この文章で僕が一番伝えたかったこともそれだったりします。

タイトルを回収しますが、人は自分に都合のいいことを真実だと思ってしまいがちです。

もっと言うと、人が信じるのは「事実」ではなく、「自分が信じたいこと」です。

友達の彼女が浮気しているのを知っていると、今すぐ別れた方がいいなんて簡単に思うし、友達本人にそうも言えますが、

その友達からすれば、彼女が「好きだと言ってくれていた」とか「いつも楽しそうに笑ってくれる」とか自分に都合のいい情報だけを受け入れて、関係を終わらせるべきだという判断は中々できません。

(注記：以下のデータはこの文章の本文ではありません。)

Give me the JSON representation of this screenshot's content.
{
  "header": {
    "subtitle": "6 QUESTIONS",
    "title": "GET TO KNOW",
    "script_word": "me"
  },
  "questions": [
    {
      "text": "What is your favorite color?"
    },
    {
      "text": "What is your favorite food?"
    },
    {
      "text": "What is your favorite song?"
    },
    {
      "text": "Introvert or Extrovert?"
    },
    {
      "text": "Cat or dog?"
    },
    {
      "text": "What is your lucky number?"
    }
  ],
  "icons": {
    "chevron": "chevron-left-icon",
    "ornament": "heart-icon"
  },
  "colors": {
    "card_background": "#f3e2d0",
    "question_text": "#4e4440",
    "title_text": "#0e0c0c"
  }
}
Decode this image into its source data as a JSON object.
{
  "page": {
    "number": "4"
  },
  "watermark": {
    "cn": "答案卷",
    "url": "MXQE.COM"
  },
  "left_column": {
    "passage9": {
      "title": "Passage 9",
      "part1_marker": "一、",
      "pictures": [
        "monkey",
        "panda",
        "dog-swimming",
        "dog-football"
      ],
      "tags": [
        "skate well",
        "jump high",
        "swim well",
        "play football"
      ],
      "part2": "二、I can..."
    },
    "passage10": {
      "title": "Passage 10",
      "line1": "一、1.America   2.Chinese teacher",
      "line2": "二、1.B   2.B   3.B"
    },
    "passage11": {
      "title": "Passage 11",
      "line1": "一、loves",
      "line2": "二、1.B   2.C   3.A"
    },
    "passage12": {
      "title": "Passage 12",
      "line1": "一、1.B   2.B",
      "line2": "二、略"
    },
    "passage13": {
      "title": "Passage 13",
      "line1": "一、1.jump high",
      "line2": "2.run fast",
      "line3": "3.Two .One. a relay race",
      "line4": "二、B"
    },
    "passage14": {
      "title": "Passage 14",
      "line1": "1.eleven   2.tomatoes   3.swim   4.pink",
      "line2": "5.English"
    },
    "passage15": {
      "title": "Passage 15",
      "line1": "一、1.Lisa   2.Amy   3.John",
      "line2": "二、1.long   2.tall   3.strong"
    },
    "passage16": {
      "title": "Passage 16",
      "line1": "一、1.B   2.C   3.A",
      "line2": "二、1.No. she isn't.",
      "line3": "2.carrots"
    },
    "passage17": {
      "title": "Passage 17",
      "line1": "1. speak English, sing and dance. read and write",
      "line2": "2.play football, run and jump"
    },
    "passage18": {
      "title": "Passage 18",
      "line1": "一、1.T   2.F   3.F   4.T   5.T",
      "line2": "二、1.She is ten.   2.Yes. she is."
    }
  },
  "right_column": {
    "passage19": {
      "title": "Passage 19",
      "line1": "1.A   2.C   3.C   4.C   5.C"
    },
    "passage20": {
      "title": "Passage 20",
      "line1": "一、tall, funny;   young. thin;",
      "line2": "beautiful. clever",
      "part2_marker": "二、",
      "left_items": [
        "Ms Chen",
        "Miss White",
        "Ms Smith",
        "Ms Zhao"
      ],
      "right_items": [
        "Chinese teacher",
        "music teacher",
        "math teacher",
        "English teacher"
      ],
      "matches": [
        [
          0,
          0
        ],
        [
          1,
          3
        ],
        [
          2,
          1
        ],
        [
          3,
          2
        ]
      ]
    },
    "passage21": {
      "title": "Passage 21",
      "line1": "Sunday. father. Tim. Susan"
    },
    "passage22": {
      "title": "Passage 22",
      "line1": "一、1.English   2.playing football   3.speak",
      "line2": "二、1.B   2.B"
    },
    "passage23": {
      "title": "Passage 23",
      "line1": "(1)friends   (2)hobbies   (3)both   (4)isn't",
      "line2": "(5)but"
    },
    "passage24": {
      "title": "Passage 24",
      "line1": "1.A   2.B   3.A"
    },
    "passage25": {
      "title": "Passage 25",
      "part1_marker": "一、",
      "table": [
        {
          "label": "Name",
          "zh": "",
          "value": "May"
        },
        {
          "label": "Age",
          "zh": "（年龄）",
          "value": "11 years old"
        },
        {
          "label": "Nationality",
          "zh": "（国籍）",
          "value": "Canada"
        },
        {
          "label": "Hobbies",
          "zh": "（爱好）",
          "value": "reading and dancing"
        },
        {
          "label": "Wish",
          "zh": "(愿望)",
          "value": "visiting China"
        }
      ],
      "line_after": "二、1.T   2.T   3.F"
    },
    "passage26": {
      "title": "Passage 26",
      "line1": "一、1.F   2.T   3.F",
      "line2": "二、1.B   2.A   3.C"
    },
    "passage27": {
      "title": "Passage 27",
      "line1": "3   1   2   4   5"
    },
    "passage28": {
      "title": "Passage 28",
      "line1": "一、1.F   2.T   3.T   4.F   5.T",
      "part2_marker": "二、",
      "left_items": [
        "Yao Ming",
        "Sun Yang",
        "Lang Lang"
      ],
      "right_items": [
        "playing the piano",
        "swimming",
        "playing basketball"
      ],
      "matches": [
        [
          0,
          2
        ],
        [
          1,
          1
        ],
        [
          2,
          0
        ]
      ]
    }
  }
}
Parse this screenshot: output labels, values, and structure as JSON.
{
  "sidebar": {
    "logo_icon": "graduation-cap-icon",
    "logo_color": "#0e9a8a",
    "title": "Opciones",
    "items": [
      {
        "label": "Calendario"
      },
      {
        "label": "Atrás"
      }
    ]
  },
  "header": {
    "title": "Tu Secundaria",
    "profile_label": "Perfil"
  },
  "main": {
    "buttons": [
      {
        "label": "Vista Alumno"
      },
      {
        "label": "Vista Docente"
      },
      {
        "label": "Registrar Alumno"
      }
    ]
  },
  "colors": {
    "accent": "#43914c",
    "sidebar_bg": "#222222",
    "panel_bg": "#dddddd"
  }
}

反対に、感動的な意見や、自分の心に響いた言葉など、心を揺さぶられた言葉も正しいものだと断定しがちですが、現実問題そうだとも限りません。

「感動=よいもの」ではないということです。(最近読んだ本の受け売り)

例えば、何かができない自分に悩んでいるとき、それを肯定するような言葉に出会うと感動してしまうというのはよくありますが、

冷静に考えると、自分にとって聞き心地がいいから感動しているだけのこともあります。

感動することの全てがよくないとは言いませんが、

でもその感動の根っこにあるのが、現実と向き合わない自分を正当化するというものだった場合、実はよくない感動かもしれないということです。

さらに言うと、

「できないことができるようになる」ことでも、人は十分に感動できます。

だから同じ感動なら、しっかりと成長できている後者の感動の方がいいだろうというのが僕の持論だったりします。

とにかく、情報との向き合い方はそれぞれがしっかりと考えるべきです。

2次情報を鵜呑みにして、人の意見を自分の意見かのように錯覚して、

気付けば自分の頭で全く考えていないということがないようにしたいですね。

最後に念を押して、

人は自分に都合のいいことを真実だと思ってしまいます。

情報との付き合い方は常に考えていなくてはいけませんね。